Study Shows Preschool Attendance Lowers Risk of Future Addiction, Jail Time
For kids growing up in Chicago's low-income neighborhoods in the '80s and '90s, attending preschool cut their chances of developing drug and alcohol addictions, going to jail, and being arrested, while improving their rates of college admission and their earning potential, says one 28-year-long study.
Time Healthland reports on a study published in Science, which followed more than 1,500 kids born in 1979 and 1980; 950 of the families sent their children to the federally-funded Child-Parent Center Education Program starting when they were 3 and 4 years old, while the remaining students skipped preschool and began their education with full-day kindergarten.

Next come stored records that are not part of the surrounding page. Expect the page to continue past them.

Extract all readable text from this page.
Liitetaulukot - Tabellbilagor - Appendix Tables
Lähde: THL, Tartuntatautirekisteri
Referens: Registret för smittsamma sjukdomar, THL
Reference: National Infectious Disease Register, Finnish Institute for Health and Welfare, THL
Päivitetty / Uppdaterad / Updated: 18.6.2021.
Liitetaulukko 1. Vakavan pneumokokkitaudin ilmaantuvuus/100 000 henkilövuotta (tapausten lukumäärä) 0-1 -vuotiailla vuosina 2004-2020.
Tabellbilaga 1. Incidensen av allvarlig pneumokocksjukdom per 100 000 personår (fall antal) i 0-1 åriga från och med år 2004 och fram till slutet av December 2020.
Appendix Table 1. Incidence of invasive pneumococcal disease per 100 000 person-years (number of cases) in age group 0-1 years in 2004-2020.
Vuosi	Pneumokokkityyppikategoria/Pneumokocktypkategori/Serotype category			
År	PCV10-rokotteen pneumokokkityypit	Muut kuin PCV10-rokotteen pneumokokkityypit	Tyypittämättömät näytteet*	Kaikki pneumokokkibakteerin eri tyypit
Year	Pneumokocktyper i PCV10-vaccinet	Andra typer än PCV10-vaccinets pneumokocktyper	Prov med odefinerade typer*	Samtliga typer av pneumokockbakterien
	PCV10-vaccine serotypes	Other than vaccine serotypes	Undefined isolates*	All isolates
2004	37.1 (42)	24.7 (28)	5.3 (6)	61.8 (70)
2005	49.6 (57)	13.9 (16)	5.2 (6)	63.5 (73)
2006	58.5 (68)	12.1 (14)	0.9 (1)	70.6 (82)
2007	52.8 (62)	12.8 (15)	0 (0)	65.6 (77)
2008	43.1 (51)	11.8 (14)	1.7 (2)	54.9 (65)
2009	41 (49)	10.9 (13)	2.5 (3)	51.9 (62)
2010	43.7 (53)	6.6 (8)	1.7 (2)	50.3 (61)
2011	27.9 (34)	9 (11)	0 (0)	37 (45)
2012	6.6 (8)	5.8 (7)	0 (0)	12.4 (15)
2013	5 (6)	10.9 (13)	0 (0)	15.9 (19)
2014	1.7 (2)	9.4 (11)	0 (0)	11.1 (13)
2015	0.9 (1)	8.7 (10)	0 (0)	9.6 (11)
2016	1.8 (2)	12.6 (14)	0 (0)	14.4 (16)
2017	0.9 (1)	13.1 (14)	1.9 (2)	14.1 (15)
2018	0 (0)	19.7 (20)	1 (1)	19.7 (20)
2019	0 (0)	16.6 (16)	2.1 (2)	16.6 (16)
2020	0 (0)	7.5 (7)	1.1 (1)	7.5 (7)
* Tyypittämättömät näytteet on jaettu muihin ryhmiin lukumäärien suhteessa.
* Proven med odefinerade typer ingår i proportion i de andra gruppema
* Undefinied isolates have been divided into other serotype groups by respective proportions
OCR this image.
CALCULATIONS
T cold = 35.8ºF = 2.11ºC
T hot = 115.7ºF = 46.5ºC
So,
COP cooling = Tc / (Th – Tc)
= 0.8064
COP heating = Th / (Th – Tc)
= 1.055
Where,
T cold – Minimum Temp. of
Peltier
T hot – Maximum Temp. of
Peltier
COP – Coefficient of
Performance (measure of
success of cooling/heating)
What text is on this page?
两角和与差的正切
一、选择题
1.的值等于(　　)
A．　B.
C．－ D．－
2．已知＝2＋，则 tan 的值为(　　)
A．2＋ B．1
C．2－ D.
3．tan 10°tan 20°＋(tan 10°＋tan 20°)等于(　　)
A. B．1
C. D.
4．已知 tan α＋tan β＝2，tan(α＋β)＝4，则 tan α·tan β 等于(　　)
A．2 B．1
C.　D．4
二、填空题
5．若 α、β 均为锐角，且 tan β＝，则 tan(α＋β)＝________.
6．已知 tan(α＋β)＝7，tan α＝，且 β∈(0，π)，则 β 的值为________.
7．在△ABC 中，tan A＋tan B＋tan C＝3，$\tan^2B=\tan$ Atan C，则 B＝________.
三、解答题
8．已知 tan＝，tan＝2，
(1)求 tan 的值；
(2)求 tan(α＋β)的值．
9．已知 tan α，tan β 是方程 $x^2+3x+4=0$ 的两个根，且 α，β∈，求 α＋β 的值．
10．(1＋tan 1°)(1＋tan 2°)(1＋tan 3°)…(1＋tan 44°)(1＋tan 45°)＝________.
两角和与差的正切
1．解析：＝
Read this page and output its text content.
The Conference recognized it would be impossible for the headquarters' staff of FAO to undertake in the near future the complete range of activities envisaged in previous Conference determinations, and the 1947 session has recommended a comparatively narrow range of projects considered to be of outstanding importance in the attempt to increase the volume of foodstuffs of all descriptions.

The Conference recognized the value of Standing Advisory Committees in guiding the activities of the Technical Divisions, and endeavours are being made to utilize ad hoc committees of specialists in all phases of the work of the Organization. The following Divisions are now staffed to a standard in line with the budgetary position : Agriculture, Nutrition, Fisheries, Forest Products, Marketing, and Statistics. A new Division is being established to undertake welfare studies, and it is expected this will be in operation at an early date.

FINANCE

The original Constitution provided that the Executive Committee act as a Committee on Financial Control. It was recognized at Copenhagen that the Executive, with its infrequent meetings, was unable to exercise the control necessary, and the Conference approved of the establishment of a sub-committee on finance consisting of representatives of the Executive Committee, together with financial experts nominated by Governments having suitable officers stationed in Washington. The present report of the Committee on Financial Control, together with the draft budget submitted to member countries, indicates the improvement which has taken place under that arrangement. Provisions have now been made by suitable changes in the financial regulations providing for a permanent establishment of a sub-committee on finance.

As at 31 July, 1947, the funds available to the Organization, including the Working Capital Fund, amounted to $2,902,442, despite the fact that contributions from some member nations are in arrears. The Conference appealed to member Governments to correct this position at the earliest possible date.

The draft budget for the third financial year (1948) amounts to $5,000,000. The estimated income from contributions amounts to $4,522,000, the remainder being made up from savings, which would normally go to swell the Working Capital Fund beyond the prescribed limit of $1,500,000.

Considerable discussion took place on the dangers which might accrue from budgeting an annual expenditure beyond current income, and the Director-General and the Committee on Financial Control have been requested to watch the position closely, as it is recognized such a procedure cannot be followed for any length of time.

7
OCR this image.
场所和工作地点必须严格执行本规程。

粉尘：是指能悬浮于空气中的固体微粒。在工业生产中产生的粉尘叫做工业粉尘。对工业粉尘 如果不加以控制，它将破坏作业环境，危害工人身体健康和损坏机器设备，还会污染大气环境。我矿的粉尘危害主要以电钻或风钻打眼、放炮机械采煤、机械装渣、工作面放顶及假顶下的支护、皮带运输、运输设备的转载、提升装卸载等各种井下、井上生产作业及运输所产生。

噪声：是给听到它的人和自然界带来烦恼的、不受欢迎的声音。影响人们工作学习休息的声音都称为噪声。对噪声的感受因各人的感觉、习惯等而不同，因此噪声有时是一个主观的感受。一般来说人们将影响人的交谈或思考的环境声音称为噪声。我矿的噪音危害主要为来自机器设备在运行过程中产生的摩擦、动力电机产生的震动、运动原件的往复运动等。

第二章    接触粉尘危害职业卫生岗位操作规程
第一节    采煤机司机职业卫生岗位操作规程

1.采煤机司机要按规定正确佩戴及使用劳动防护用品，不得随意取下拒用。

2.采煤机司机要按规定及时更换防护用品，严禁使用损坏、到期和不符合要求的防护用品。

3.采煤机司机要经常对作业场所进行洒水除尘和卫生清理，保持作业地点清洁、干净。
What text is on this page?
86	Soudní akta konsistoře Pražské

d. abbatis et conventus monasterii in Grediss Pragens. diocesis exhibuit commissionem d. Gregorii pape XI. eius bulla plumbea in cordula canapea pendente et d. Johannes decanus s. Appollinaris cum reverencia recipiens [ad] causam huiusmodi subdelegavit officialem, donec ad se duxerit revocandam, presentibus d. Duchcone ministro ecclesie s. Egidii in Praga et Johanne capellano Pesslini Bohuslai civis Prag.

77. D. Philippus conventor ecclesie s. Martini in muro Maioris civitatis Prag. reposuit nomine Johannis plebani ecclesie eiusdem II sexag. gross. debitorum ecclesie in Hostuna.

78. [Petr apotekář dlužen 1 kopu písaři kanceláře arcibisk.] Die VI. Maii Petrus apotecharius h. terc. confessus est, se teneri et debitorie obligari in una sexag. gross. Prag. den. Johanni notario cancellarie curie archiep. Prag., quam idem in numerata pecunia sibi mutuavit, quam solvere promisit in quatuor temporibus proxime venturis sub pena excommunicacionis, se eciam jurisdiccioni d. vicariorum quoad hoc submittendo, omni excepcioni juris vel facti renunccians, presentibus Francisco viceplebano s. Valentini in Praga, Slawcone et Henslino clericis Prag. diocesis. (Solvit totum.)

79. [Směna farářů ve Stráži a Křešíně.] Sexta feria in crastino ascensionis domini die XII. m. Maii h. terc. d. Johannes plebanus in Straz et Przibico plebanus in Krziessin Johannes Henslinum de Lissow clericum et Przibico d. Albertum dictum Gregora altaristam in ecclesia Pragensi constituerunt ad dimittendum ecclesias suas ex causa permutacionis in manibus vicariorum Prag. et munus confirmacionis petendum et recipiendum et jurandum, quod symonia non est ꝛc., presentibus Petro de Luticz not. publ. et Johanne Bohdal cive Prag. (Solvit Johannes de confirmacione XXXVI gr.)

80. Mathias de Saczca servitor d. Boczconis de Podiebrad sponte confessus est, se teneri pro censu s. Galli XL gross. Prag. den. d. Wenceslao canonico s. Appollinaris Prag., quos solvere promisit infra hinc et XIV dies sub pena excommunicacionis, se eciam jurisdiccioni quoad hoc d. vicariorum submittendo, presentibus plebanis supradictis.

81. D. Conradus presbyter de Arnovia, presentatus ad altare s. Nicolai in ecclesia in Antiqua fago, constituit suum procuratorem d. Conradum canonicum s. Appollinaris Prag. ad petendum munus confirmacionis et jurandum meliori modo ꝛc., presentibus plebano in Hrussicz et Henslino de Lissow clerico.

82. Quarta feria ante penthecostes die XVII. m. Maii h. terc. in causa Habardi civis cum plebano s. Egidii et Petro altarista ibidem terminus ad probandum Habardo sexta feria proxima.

After tracking the children to age 28, researchers found that those who had attended preschool were 28% less likely to develop alcohol or other drug problems or to wind up in jail or prison in adulthood, compared with kids who did not go to preschool. What's more, their odds of being arrested for a felony were cut by 22% and they were 24% more likely to attend a four-year college. Incomes in adulthood of those who attended preschool ere also higher than those for the children who did not.
But Arthur Reynolds, who authored the study, is quick to point out that just any preschool won't have the same effect: You need trained teachers, a "structured but nurturing environment," and plenty of parental involvement.
"Just funding preschool doesn't mean it's going to be effective," he says. "You have to follow the principles of quality."